Prepare a covered gas barbecue for indirect cooking on medium-high heat by heating one burner on medium-high and leaving other burners off. Spread ¼ cup soaked mesquite or apple wood chips (see Find Me, right) on a piece of heavy-duty foil. Close the foil to form a pouch. Poke 4-5 holes in top of pouch.
Place chicken, corn and oil in a large bowl and toss to coat. Combine sugar, paprika, 2 tsp sea salt flakes and 1 tsp black pepper in a small bowl. Sprinkle over the chicken mixture. Cook chicken mixture on the lit side of the barbecue, turning occasionally, for 6 mins or until charred all over. Transfer to a plate.

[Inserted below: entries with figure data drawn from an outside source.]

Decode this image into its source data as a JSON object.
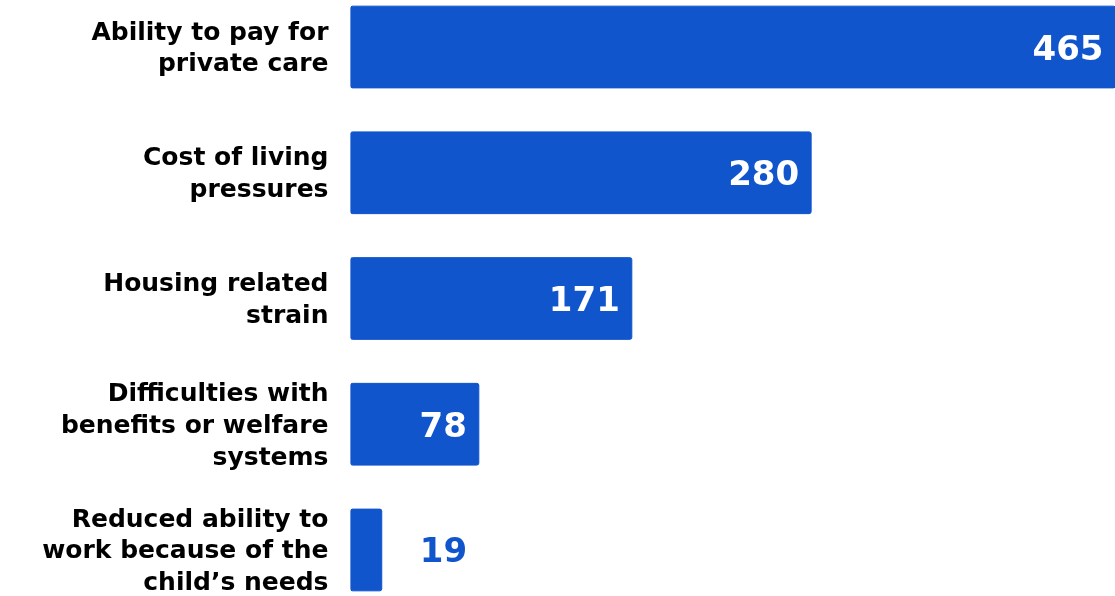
{
  "chart_data": {
    "type": "bar",
    "orientation": "horizontal",
    "categories": [
      "Ability to pay for private care",
      "Cost of living pressures",
      "Housing related strain",
      "Difficulties with benefits or welfare systems",
      "Reduced ability to work because of the child’s needs"
    ],
    "values": [
      465,
      280,
      171,
      78,
      19
    ],
    "color": "#1155cc",
    "data_labels": true,
    "tick_labels": "y"
  }
}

Place the foil pouch directly on lit barbecue burner. As pouch begins to smoke, place the chicken and corn on the unlit side of the barbecue. Cook, covered, for 15 mins or until the chicken is cooked through and corn is tender. Transfer the chicken to a plate and set aside for 5 mins to rest. Cut the corn in half crossways. Place in a large bowl with butter and toss to coat. Cook cut sides of lemons on lit side of barbecue for 1 min or until slightly caramelised.
Meanwhile, to make the hot sauce, place chilli, garlic, vinegar, ¾ cup (185ml) water, sugar and 1 tbs salt in a medium saucepan. Bring to the boil. Reduce heat to low. Cover and cook for 20 mins or until chillies are soft. Drain chillies and garlic, reserving cooking liquid. Transfer chillies and garlic to a food processor with ¾ cup (185ml) reserved cooking liquid. Process for 1 min or until smooth. Strain through a fine-mesh sieve into a bowl. Season. Add a little more reserved cooking liquid to thin, if necessary.
Transfer the chicken to a serving platter with the corn. Top with spring onion curls. Serve with the hot sauce and cheesy damper rolls.